There was no significant increase in the median frequency and spectral edge frequency (F50 & F95) of EEG, indicators of nociception, of morphine and opiorphin groups after noxious stimulation. Noxious stimuli caused a significant increase in both F50 and F95 of the saline group. An injection of naloxone significantly increased the F50, thus blocking the action of both opiorphin and morphine. There was a significant increase in the tail flick latency after administration of opiorphin and morphine as compared to the baseline values. Rats of morphine group spent significantly longer on the hot plate when compared to those of the opiorphin and saline groups. There was no significant difference in the hot plate latencies of opiorphin and saline groups.

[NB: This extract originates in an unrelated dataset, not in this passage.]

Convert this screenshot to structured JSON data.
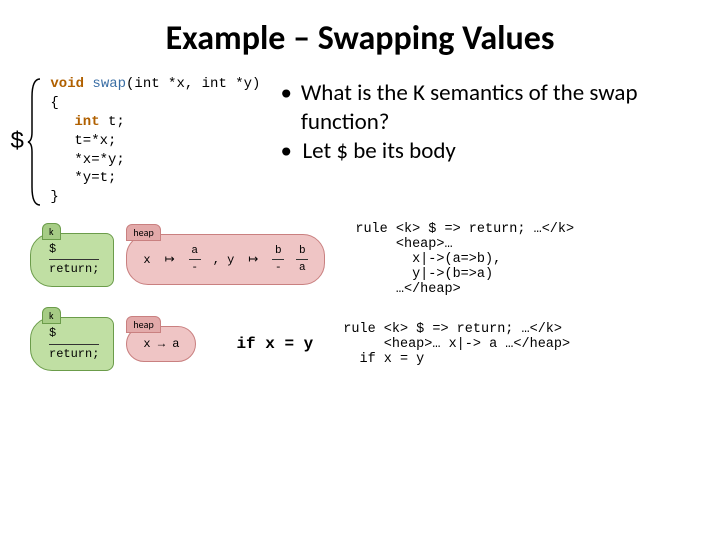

The results of this study suggest that the analgesic effect of opiorphin occurs at the spinal level and it is not as effective as morphine at supraspinal level. It may be due to rapid degradation of opiorphin or limited ability of opiorphin to cross the blood brain barrier or a higher dose of opiorphin is required for its action in the brain. Pharmacokinetic/pharmacodynamics studies along with in vivo penetration of opiorphin in the cerebrospinal fluid are required for further evaluation of opiorphin analgesia.
本研究的目的是比较给予阿片啡肽的大鼠在接受伤害性刺激时脑电图(EEG)的变化与甩尾和热板反应。
雌性斯普拉格 - 道利大鼠(每组n = 8只)在三种测试方法(EEG、甩尾和热板)中,每种方法都随机接受静脉注射吗啡(1毫克/千克)、阿片啡肽(2毫克/千克)或生理盐水(0.5毫升)。每种类型的测试(每次测试n = 24只)在不同的大鼠群体中分别进行。记录清醒大鼠给予测试药物后5分钟内的甩尾和热板潜伏期。在给予测试药物后,对麻醉大鼠施加伤害性热刺激和电刺激时记录EEG。在每种测试方法的5分钟结束时,给大鼠皮下注射纳洛酮(1毫克/千克),并重复测试程序。
伤害性刺激后,吗啡组和阿片啡肽组EEG的中值频率和频谱边缘频率(F50和F95)(伤害感受指标)无显著增加。伤害性刺激使生理盐水组的F50和F95均显著增加。注射纳洛酮显著增加了F50,从而阻断了阿片啡肽和吗啡的作用。与基线值相比,给予阿片啡肽和吗啡后甩尾潜伏期显著增加。与阿片啡肽组和生理盐水组相比,吗啡组大鼠在热板上停留的时间显著更长。阿片啡肽组和生理盐水组的热板潜伏期无显著差异。
本研究结果表明,阿片啡肽的镇痛作用发生在脊髓水平,在脊髓上水平不如吗啡有效。这可能是由于阿片啡肽快速降解、阿片啡肽穿过血脑屏障的能力有限或其在脑中发挥作用需要更高剂量的阿片啡肽。需要进行药代动力学/药效学研究以及阿片啡肽在脑脊液中的体内渗透研究,以进一步评估阿片啡肽的镇痛作用。